Dengue is a selection of connected short stories set in the very near future of an Earth transformed by the global spread of a virus fatal to humans. It devastates the population, and we’re presented with medieval images of huge piles of infected corpses burning in the streets. In the midst of all this the body of a noted entomologist is discovered, shot. He’d been participating in experiments to cure the dengue, but much of his research is missing.

A police procedural plot is the starting point as we investigate the un-named South American city living with the consequences of adapting to the safety procedures required in this new world. Football matches are played under domed stadia with air control devices, and a new species of mutated human has manifested directly from the infection.
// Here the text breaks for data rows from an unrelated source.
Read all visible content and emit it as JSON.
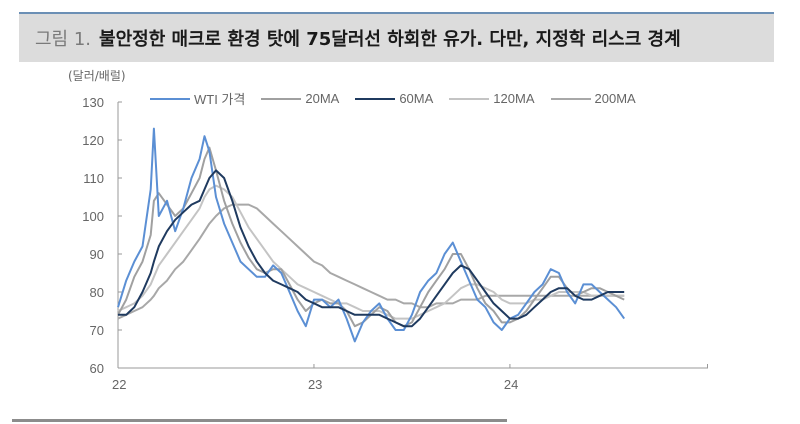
{
  "title": {
    "prefix": "그림 1.",
    "text": "불안정한 매크로 환경 탓에 75달러선 하회한 유가. 다만, 지정학 리스크 경계"
  },
  "unit_label": "(달러/배럴)",
  "legend": [
    {
      "label": "WTI 가격",
      "color": "#5b8fd4"
    },
    {
      "label": "20MA",
      "color": "#a0a0a0"
    },
    {
      "label": "60MA",
      "color": "#1f3a5f"
    },
    {
      "label": "120MA",
      "color": "#c4c4c4"
    },
    {
      "label": "200MA",
      "color": "#a8a8a8"
    }
  ],
  "chart_data": {
    "type": "line",
    "title": "불안정한 매크로 환경 탓에 75달러선 하회한 유가. 다만, 지정학 리스크 경계",
    "xlabel": "",
    "ylabel": "(달러/배럴)",
    "ylim": [
      60,
      130
    ],
    "yticks": [
      60,
      70,
      80,
      90,
      100,
      110,
      120,
      130
    ],
    "xtick_labels": [
      "22",
      "23",
      "24"
    ],
    "x_unit": "months since Jan 2022",
    "x": [
      0,
      0.5,
      1,
      1.5,
      2,
      2.2,
      2.5,
      3,
      3.5,
      4,
      4.5,
      5,
      5.3,
      5.6,
      6,
      6.5,
      7,
      7.5,
      8,
      8.5,
      9,
      9.5,
      10,
      10.5,
      11,
      11.5,
      12,
      12.5,
      13,
      13.5,
      14,
      14.5,
      15,
      15.5,
      16,
      16.5,
      17,
      17.5,
      18,
      18.5,
      19,
      19.5,
      20,
      20.5,
      21,
      21.5,
      22,
      22.5,
      23,
      23.5,
      24,
      24.5,
      25,
      25.5,
      26,
      26.5,
      27,
      27.5,
      28,
      28.5,
      29,
      29.5,
      30,
      30.5,
      31
    ],
    "series": [
      {
        "name": "WTI 가격",
        "color": "#5b8fd4",
        "width": 2,
        "values": [
          76,
          83,
          88,
          92,
          107,
          123,
          100,
          104,
          96,
          102,
          110,
          115,
          121,
          117,
          105,
          98,
          93,
          88,
          86,
          84,
          84,
          87,
          85,
          80,
          75,
          71,
          78,
          78,
          76,
          78,
          73,
          67,
          72,
          75,
          77,
          73,
          70,
          70,
          74,
          80,
          83,
          85,
          90,
          93,
          88,
          83,
          78,
          76,
          72,
          70,
          73,
          74,
          77,
          80,
          82,
          86,
          85,
          80,
          77,
          82,
          82,
          80,
          78,
          76,
          73
        ]
      },
      {
        "name": "20MA",
        "color": "#a0a0a0",
        "width": 2,
        "values": [
          74,
          78,
          84,
          88,
          95,
          104,
          106,
          103,
          100,
          102,
          106,
          110,
          115,
          118,
          112,
          104,
          98,
          93,
          89,
          86,
          85,
          86,
          86,
          82,
          78,
          75,
          77,
          78,
          77,
          77,
          75,
          71,
          72,
          74,
          76,
          75,
          72,
          71,
          72,
          76,
          80,
          83,
          86,
          90,
          90,
          86,
          81,
          77,
          75,
          72,
          72,
          73,
          75,
          78,
          81,
          84,
          84,
          81,
          79,
          80,
          81,
          81,
          80,
          79,
          78
        ]
      },
      {
        "name": "60MA",
        "color": "#1f3a5f",
        "width": 2,
        "values": [
          74,
          74,
          76,
          80,
          85,
          88,
          92,
          96,
          99,
          101,
          103,
          104,
          107,
          110,
          112,
          110,
          104,
          97,
          92,
          88,
          85,
          83,
          82,
          81,
          80,
          78,
          77,
          76,
          76,
          76,
          75,
          74,
          74,
          74,
          74,
          73,
          72,
          71,
          71,
          73,
          76,
          79,
          82,
          85,
          87,
          86,
          83,
          80,
          77,
          75,
          73,
          73,
          74,
          76,
          78,
          80,
          81,
          81,
          79,
          78,
          78,
          79,
          80,
          80,
          80
        ]
      },
      {
        "name": "120MA",
        "color": "#c4c4c4",
        "width": 2,
        "values": [
          75,
          76,
          77,
          79,
          82,
          84,
          87,
          90,
          93,
          96,
          99,
          102,
          105,
          107,
          108,
          107,
          105,
          101,
          97,
          94,
          91,
          88,
          86,
          84,
          82,
          81,
          80,
          79,
          78,
          77,
          77,
          76,
          75,
          75,
          75,
          74,
          73,
          73,
          73,
          74,
          75,
          76,
          77,
          79,
          81,
          82,
          82,
          81,
          80,
          78,
          77,
          77,
          77,
          78,
          78,
          79,
          80,
          80,
          80,
          80,
          79,
          79,
          79,
          79,
          79
        ]
      },
      {
        "name": "200MA",
        "color": "#a8a8a8",
        "width": 2,
        "values": [
          73,
          74,
          75,
          76,
          78,
          79,
          81,
          83,
          86,
          88,
          91,
          94,
          96,
          98,
          100,
          102,
          103,
          103,
          103,
          102,
          100,
          98,
          96,
          94,
          92,
          90,
          88,
          87,
          85,
          84,
          83,
          82,
          81,
          80,
          79,
          78,
          78,
          77,
          77,
          76,
          76,
          77,
          77,
          77,
          78,
          78,
          78,
          79,
          79,
          79,
          79,
          79,
          79,
          79,
          79,
          79,
          79,
          79,
          79,
          79,
          79,
          79,
          79,
          79,
          79
        ]
      }
    ],
    "legend_position": "top",
    "grid": false
  },
  "axes": {
    "y_ticks": [
      "130",
      "120",
      "110",
      "100",
      "90",
      "80",
      "70",
      "60"
    ],
    "x_ticks": [
      "22",
      "23",
      "24"
    ]
  }
}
Our protagonist is sardonic police detective Sgt Pronzini, the old-fashioned but upstanding law enforcement official that’s the staple of so many dramas. He, and indeed other characters, are drawn in a loose and exaggerated style by Uruguayan artist Matías Bergara that at times brings to mind Will Eisner. He may claim just to do what he’s told, but over the course of the book Pronzini discovers considerable quantities of dirt. Fortunately early on he saved the life of a very tenacious and ambitious journalist.

Rodolfo Santullo’s scripts take an interesting stance. Instead of presenting an equivalent of the zombie apocalypse he’s more interested in exploring the sociological and philosophical elements raised by the new state of humanity. Not that Dengue‘s short on action. At times it’s brutally violent, and it serves as a distressing comment on what we can be. Telling the story in an episodic fashion works to our advantage. Although each chapter can be read independently, they each progress the larger plot.

The serialised aspect, the science-fiction plot and Bergara’s art all bring to mind a South American equivalent of 2000AD, and in those terms it’s middling. It’s perfectly readable, and Pronzini is a likeable lead, but it’s not a graphic novel to which you’re likely to return.